Mechanics, Materials Science & Engineering, April 2017 – ISSN 2412-5954
Effect OF Ni Concentration on Structural and Optical Properties of ZnS Nanoparticles9 B. Sreenivasulu1, S. Venkatramana Reddy1,a, P. Venkateswara Reddy1 1 – Department of Physics, Sri Venkateswara University, Tirupati-517502, A.P. India a – drsvreddy123@gmail.com DOI 10.2412/mmse.0.1.664 provided by Seo4U.link
Keywords. SEM, morphology, Raman studies, PL, DRS, absorption.

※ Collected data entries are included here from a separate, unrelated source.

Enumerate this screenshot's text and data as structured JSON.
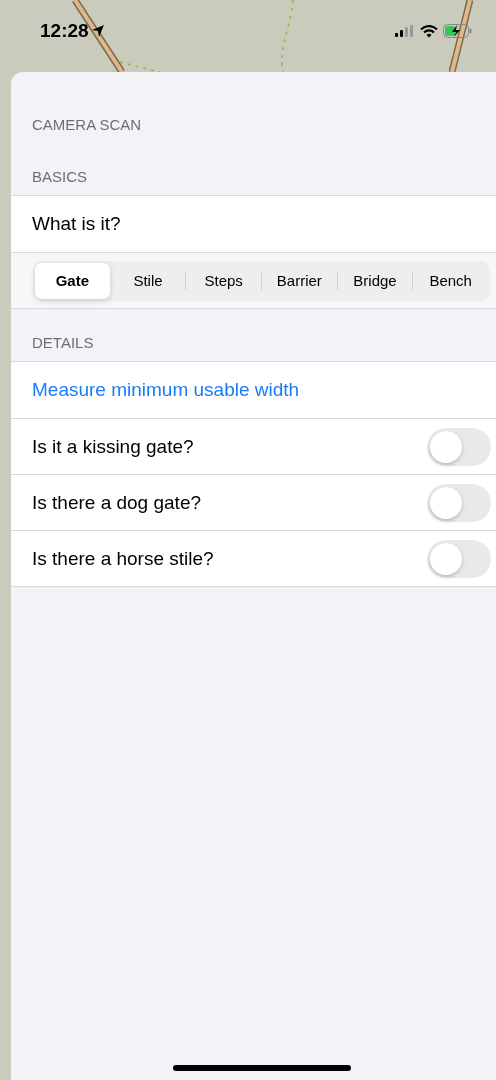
{
  "status_bar": {
    "time": "12:28"
  },
  "sheet": {
    "title": "CAMERA SCAN",
    "sections": [
      {
        "header": "BASICS",
        "rows": [
          {
            "kind": "label",
            "text": "What is it?"
          },
          {
            "kind": "segmented",
            "segments": [
              {
                "label": "Gate",
                "selected": true
              },
              {
                "label": "Stile",
                "selected": false
              },
              {
                "label": "Steps",
                "selected": false
              },
              {
                "label": "Barrier",
                "selected": false
              },
              {
                "label": "Bridge",
                "selected": false
              },
              {
                "label": "Bench",
                "selected": false
              }
            ]
          }
        ]
      },
      {
        "header": "DETAILS",
        "rows": [
          {
            "kind": "link",
            "text": "Measure minimum usable width"
          },
          {
            "kind": "toggle",
            "text": "Is it a kissing gate?",
            "on": false
          },
          {
            "kind": "toggle",
            "text": "Is there a dog gate?",
            "on": false
          },
          {
            "kind": "toggle",
            "text": "Is there a horse stile?",
            "on": false
          }
        ]
      }
    ]
  }
}
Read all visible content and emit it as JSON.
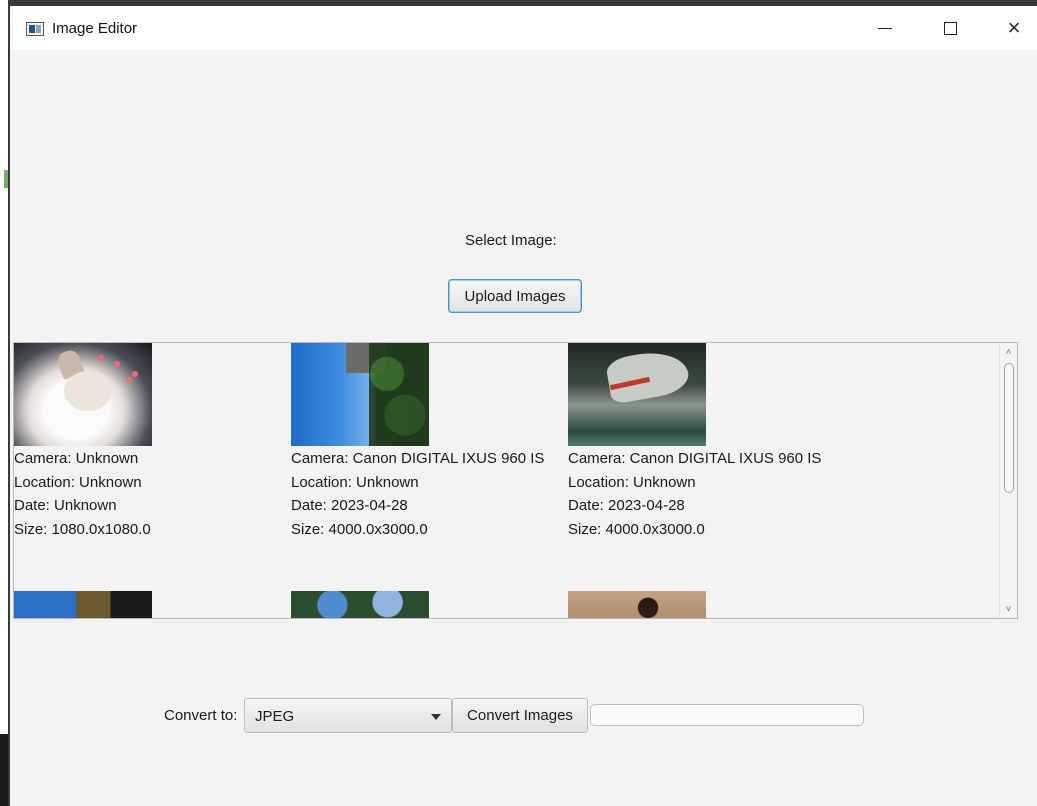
{
  "window": {
    "title": "Image Editor",
    "controls": {
      "minimize": "minimize",
      "maximize": "maximize",
      "close": "×"
    }
  },
  "select_label": "Select Image:",
  "upload_button": "Upload Images",
  "gallery": {
    "images": [
      {
        "thumbnail": "cat-photo",
        "camera": "Camera: Unknown",
        "location": "Location: Unknown",
        "date": "Date: Unknown",
        "size": "Size: 1080.0x1080.0"
      },
      {
        "thumbnail": "sky-trees-photo",
        "camera": "Camera: Canon DIGITAL IXUS 960 IS",
        "location": "Location: Unknown",
        "date": "Date: 2023-04-28",
        "size": "Size: 4000.0x3000.0"
      },
      {
        "thumbnail": "object-photo",
        "camera": "Camera: Canon DIGITAL IXUS 960 IS",
        "location": "Location: Unknown",
        "date": "Date: 2023-04-28",
        "size": "Size: 4000.0x3000.0"
      }
    ],
    "scroll_up_icon": "chevron-up-icon",
    "scroll_down_icon": "chevron-down-icon"
  },
  "convert": {
    "label": "Convert to:",
    "format_selected": "JPEG",
    "button": "Convert Images",
    "progress": 0
  },
  "colors": {
    "accent": "#3b93d3",
    "window_bg": "#f3f3f3",
    "titlebar_bg": "#ffffff"
  }
}
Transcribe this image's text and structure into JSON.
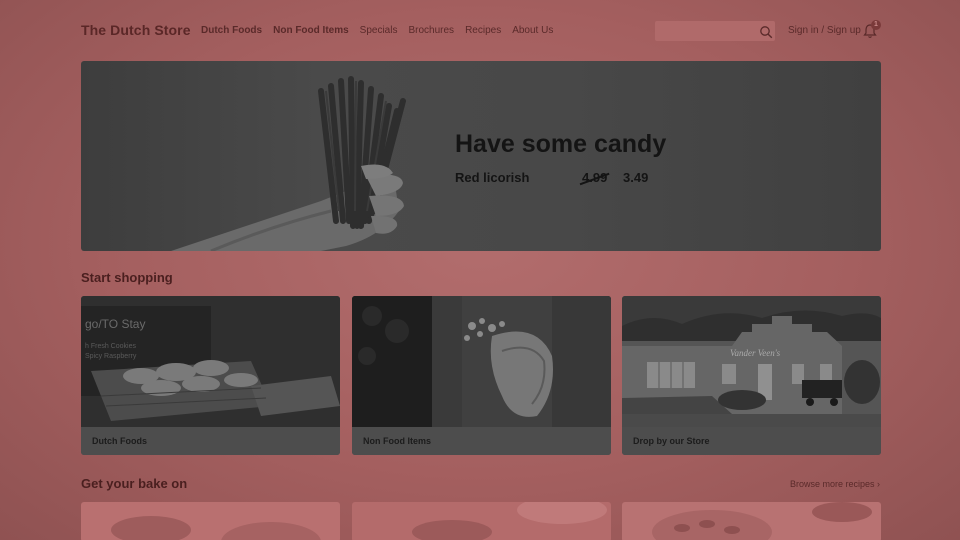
{
  "header": {
    "logo": "The Dutch Store",
    "nav": [
      {
        "label": "Dutch Foods",
        "bold": true
      },
      {
        "label": "Non Food Items",
        "bold": true
      },
      {
        "label": "Specials",
        "bold": false
      },
      {
        "label": "Brochures",
        "bold": false
      },
      {
        "label": "Recipes",
        "bold": false
      },
      {
        "label": "About Us",
        "bold": false
      }
    ],
    "search_icon": "search-icon",
    "signin_label": "Sign in / Sign up",
    "bell_icon": "bell-icon",
    "notification_count": "1"
  },
  "hero": {
    "title": "Have some candy",
    "product": "Red licorish",
    "old_price": "4.99",
    "new_price": "3.49"
  },
  "sections": {
    "shop_title": "Start shopping",
    "cards": [
      {
        "label": "Dutch Foods"
      },
      {
        "label": "Non Food Items"
      },
      {
        "label": "Drop by our Store"
      }
    ],
    "bake_title": "Get your bake on",
    "browse_link": "Browse more recipes ›"
  },
  "colors": {
    "overlay": "#a76363",
    "hero_bg": "#454545",
    "text_dark": "#141414"
  }
}
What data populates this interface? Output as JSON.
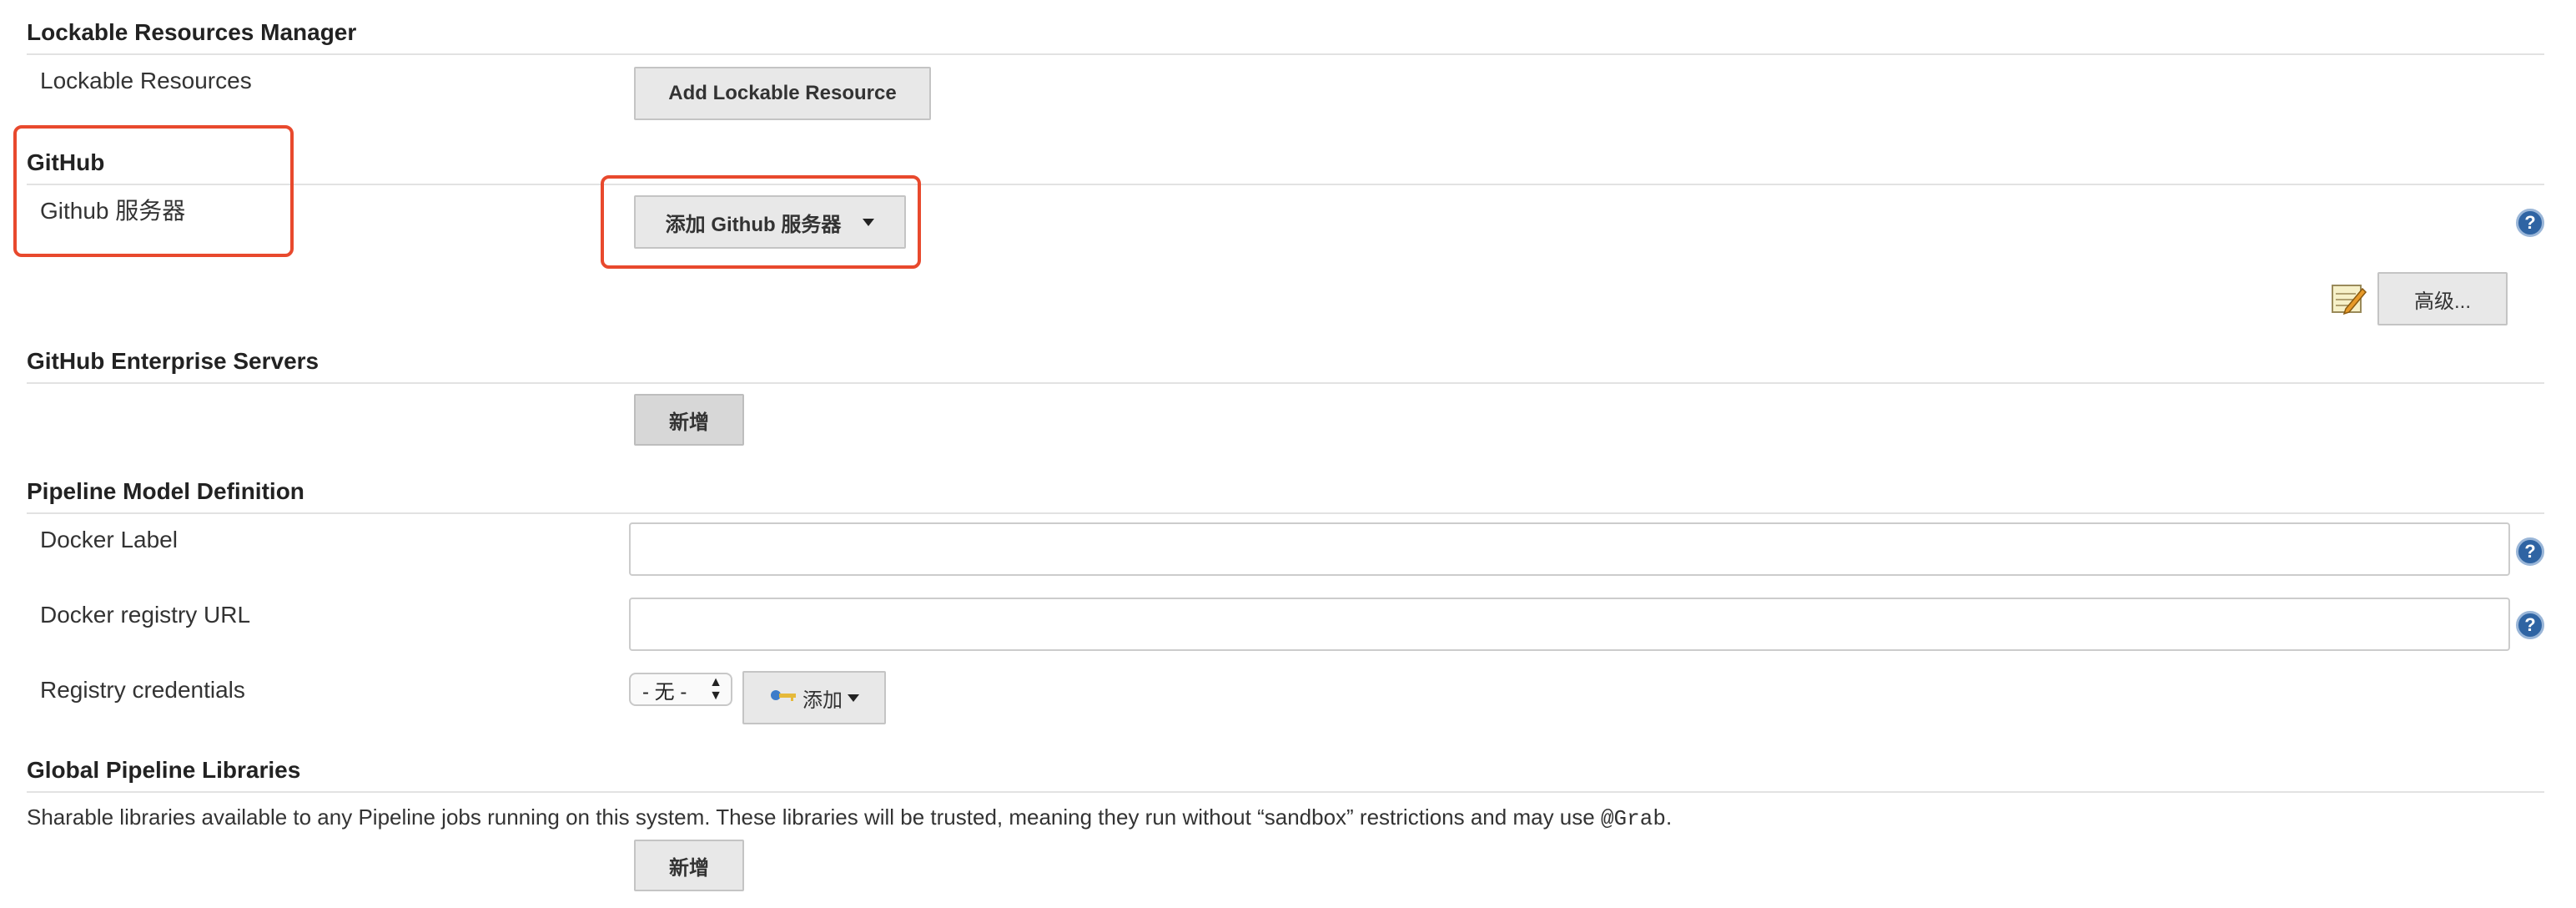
{
  "lockable": {
    "header": "Lockable Resources Manager",
    "row_label": "Lockable Resources",
    "add_button": "Add Lockable Resource"
  },
  "github": {
    "header": "GitHub",
    "row_label": "Github 服务器",
    "add_server_button": "添加 Github 服务器",
    "advanced_button": "高级..."
  },
  "enterprise": {
    "header": "GitHub Enterprise Servers",
    "add_button": "新增"
  },
  "pipeline_model": {
    "header": "Pipeline Model Definition",
    "docker_label": {
      "label": "Docker Label",
      "value": ""
    },
    "docker_registry_url": {
      "label": "Docker registry URL",
      "value": ""
    },
    "registry_credentials": {
      "label": "Registry credentials",
      "selected": "- 无 -",
      "add_button": "添加"
    }
  },
  "global_libraries": {
    "header": "Global Pipeline Libraries",
    "description_prefix": "Sharable libraries available to any Pipeline jobs running on this system. These libraries will be trusted, meaning they run without “sandbox” restrictions and may use ",
    "description_code": "@Grab",
    "description_suffix": ".",
    "add_button": "新增"
  },
  "colors": {
    "highlight": "#e8492d",
    "help_icon": "#2f64a3",
    "button_bg": "#e8e8e8"
  }
}
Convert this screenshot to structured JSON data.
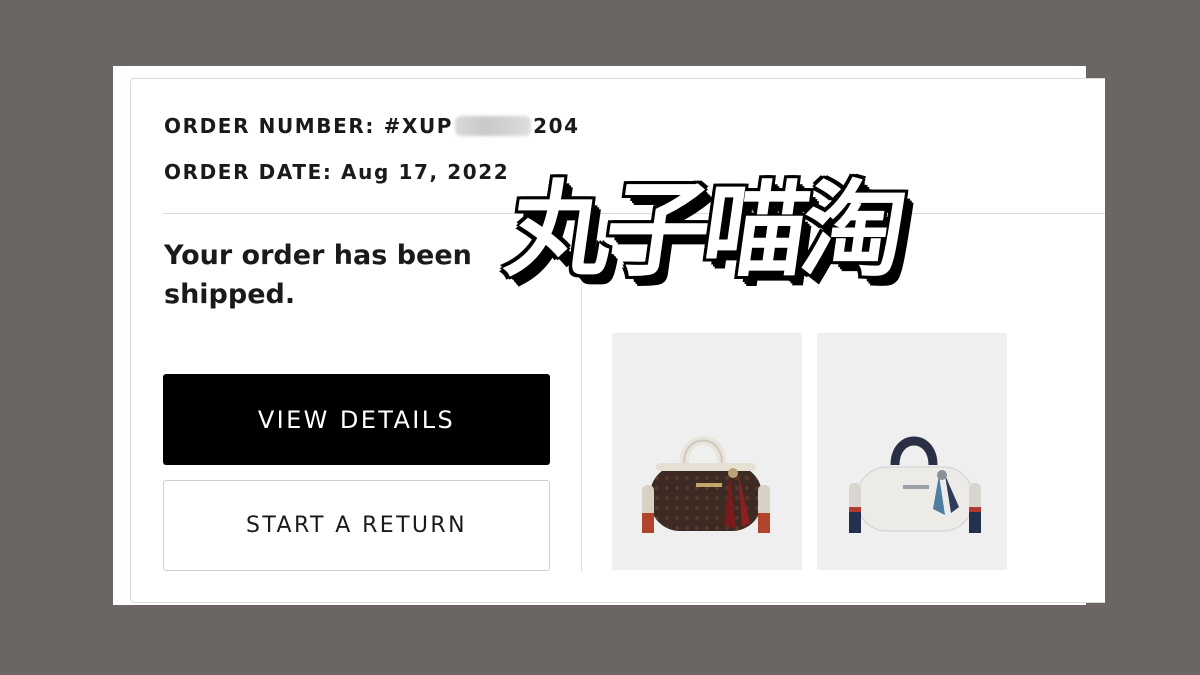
{
  "order": {
    "number_label": "ORDER NUMBER:",
    "number_prefix": "#XUP",
    "number_suffix": "204",
    "date_label": "ORDER DATE:",
    "date_value": "Aug 17, 2022"
  },
  "status": {
    "message": "Your order has been shipped."
  },
  "actions": {
    "view_details_label": "VIEW DETAILS",
    "start_return_label": "START A RETURN"
  },
  "products": [
    {
      "icon": "brown-signature-barrel-bag"
    },
    {
      "icon": "white-leather-barrel-bag"
    }
  ],
  "watermark": {
    "text": "丸子喵淘"
  },
  "colors": {
    "backdrop": "#6b6663",
    "primary_button": "#000000",
    "border": "#d9d9d9"
  }
}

ABSTRACT. Ni (1, 5 mol %) doped ZnS nano particles are synthesized by chemical Co-Precipitation method. The prepared samples are characterized byXRD, Raman Spectroscopy, Photo luminescence (PL), Optical absorption, Diffused reflectance (DRS) and Scanning electron microscope (SEM). XRD Analysis confirms the Cubic blended Structure for Ni doped ZnS and no impurity peaks are presented in XRD pattern. The average particle sizes of Ni doped nanoparticles are in the range of 2-3 nm. Raman spectra show the Vibrational modes that represent the structure of ZnS. The PL spectra exhibit emission peaks in both UV and visible regions and these results are good agreement with the absorption spectra and DRS. The optical band gap of ZnS decrease with increase of Ni concentration. SEM micro graphs reveal that the surface morphology of Ni doped ZnS nanoparticles are spherical in shape.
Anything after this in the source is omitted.